New Delhi: India crossed the 100-gigawatt (GW) mark of installed renewable energy capacity Thursday, according to a statement by the Government of India, bringing it one step closer to its renewable energy targets.
“The total installed renewable energy capacity in India, excluding large hydro, has crossed the mile-stone of 100 GW. Today India stands at 4th position in the world in terms of installed RE capacity, 5th in solar and 4th in wind in terms of installed capacity,” the Ministry of New and Renewable Energy said in a statement.
The Narendra Modi government had set an initial target of installing 175 GW of renewable energy capacity, including wind, solar, and hydro, by 2022. It increased this target later to 450 GW by 2030.
“While 100 GW has been installed, 50 GW is under installation and 27 GW is under tendering.
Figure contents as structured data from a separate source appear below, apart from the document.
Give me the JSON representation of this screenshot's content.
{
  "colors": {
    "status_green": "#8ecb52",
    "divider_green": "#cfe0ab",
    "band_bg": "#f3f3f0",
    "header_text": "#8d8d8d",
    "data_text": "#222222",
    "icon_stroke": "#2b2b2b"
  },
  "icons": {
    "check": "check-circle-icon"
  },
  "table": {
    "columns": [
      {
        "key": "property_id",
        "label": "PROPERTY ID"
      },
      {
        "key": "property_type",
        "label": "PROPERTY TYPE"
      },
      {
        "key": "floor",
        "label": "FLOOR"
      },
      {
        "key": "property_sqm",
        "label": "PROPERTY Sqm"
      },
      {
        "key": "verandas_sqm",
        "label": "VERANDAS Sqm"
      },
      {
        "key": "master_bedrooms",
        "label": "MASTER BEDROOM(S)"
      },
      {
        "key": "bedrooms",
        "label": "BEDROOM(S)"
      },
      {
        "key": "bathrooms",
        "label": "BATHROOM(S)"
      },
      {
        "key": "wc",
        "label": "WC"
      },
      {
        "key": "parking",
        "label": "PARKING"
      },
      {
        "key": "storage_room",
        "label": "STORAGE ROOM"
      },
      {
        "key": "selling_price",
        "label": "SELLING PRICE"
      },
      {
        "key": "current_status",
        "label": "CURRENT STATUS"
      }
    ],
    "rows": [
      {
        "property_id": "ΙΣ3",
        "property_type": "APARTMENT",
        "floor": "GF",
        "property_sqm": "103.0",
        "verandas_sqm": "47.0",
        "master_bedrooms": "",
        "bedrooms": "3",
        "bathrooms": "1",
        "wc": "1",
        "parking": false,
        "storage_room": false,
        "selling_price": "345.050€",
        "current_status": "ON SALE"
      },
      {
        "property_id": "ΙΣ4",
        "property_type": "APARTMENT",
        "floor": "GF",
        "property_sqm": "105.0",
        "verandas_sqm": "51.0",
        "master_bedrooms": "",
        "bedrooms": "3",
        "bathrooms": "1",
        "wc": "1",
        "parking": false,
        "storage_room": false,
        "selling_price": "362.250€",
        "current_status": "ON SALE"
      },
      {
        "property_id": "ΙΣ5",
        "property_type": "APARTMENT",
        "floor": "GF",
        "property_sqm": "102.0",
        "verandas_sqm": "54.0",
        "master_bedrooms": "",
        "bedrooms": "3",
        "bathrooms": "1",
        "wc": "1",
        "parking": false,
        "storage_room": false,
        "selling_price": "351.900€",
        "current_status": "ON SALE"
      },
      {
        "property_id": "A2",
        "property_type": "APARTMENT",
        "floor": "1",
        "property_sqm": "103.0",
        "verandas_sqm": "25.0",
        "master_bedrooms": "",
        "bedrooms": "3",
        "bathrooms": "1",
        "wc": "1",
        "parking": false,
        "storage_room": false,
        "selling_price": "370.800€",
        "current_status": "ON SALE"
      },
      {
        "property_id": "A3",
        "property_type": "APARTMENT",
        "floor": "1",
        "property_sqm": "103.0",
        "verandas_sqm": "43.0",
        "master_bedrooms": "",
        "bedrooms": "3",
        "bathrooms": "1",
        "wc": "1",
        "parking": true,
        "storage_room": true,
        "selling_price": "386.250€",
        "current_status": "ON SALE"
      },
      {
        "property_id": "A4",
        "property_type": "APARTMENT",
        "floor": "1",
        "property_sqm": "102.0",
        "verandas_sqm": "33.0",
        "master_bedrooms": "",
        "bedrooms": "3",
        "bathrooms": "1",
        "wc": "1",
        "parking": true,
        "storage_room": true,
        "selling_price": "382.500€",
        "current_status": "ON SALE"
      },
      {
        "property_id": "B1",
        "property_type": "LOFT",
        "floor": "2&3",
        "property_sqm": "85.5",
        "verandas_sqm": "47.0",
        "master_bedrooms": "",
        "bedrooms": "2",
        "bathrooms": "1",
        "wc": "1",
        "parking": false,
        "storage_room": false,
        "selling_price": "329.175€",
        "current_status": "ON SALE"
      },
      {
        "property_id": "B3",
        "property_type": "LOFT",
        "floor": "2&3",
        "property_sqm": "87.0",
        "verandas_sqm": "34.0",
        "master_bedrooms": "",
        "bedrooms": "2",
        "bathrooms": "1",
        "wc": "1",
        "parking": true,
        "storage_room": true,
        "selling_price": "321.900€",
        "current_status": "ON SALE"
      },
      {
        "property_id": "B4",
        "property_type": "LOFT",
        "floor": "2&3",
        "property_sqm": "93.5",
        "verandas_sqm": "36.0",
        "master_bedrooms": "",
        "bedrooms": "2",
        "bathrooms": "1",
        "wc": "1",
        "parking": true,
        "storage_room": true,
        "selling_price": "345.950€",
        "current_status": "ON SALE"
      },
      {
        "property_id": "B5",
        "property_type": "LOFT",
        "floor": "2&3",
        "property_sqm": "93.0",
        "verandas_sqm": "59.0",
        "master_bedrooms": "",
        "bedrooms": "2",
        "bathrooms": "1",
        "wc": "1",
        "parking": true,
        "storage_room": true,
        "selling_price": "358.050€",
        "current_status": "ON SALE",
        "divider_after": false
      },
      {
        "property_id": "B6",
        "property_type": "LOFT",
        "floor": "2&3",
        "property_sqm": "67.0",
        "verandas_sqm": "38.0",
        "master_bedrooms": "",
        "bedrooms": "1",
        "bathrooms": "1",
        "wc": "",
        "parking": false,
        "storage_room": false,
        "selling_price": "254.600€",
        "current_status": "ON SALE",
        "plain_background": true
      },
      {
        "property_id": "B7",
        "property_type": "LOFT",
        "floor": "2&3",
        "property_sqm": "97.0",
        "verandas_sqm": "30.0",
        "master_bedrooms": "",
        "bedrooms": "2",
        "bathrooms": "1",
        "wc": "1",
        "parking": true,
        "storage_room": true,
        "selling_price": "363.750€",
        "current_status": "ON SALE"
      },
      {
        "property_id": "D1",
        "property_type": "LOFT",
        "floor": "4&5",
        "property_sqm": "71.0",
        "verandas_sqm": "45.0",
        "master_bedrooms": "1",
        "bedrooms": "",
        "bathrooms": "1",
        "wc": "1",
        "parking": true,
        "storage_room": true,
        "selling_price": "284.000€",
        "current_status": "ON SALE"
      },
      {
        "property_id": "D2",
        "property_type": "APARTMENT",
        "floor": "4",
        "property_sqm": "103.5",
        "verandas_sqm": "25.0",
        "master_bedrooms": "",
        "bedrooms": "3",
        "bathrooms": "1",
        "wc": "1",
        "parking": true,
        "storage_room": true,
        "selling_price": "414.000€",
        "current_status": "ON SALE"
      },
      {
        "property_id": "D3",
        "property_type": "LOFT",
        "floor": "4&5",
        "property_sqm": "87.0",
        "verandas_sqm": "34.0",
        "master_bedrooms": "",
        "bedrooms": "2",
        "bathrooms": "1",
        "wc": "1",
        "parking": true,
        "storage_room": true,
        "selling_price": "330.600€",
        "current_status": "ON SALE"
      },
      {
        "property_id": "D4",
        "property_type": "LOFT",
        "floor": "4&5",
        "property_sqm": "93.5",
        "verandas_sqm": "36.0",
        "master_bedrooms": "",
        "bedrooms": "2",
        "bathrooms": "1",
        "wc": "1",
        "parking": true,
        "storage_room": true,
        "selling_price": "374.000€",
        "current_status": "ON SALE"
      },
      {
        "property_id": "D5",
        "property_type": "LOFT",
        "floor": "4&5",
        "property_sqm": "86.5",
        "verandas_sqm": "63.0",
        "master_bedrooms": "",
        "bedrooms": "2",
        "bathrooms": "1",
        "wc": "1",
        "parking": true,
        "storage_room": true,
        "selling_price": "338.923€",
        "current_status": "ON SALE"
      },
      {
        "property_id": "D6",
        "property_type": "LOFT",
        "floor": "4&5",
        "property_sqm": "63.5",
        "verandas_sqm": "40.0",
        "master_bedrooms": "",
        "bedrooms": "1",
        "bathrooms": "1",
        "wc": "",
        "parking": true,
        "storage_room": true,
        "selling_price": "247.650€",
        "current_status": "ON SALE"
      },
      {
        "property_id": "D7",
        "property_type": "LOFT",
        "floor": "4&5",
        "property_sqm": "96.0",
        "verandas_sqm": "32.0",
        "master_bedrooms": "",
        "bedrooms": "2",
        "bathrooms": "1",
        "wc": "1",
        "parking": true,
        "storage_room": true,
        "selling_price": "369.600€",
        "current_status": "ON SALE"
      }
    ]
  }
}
India has also enhanced its ambition to install 450 GW of renewable energy capacity by 2030. If large hydro is included the installed RE capacity increases to 146 GW,” the statement said.
The announcement comes days after the Intergovernmental Panel on Climate Change (IPCC) released a damning report on the state of global warming across the world. “Many changes due to past and future greenhouse gas emissions are irreversible for centuries to millennia, especially changes in the ocean, ice sheets and global sea level,” it said.
India’s renewable energy targets mark a shift from its reliance on fossil fuels, which emit large amounts of carbon dioxide.
India’s green goals
In the 2015 Paris Agreement, India pledged to generate 40 per cent of India’s power through renewable energy, and create a carbon sink capable of absorbing 2.5 billion-3 billion tonnes of carbon dioxide through additional forest and tree cover.
It also made a commitment to reduce greenhouse gas emissions by 33 to 35 per cent of its intensity of GDP below 2005 levels. However, India has resisted pressure from the West to cut down its emissions to net zero, saying it is an unfair demand.
In its report, the IPCC said temperatures would continue to rise well above the 2 deg Celsius limit (above pre-industrial levels), “unless deep reductions in CO2 and other greenhouse gas emissions occur in the coming decades”.
In a statement on 9 August, the government said the report “vindicated” India’s position that “historical cumulative emissions” were the source of the world’s warming climate, and said it was well on its way to achieving its 2015 Paris Agreement goals.
The government added it had taken many measures to reduce emissions, such as, “setting up of International Solar Alliance, Coalition for Disaster Resilient Infrastructure, raising the domestic renewable energy target to 450 GW by 2030 and putting in place an ambitious National Hydrogen Mission and continuing efforts to decouple its emissions from economic growth”.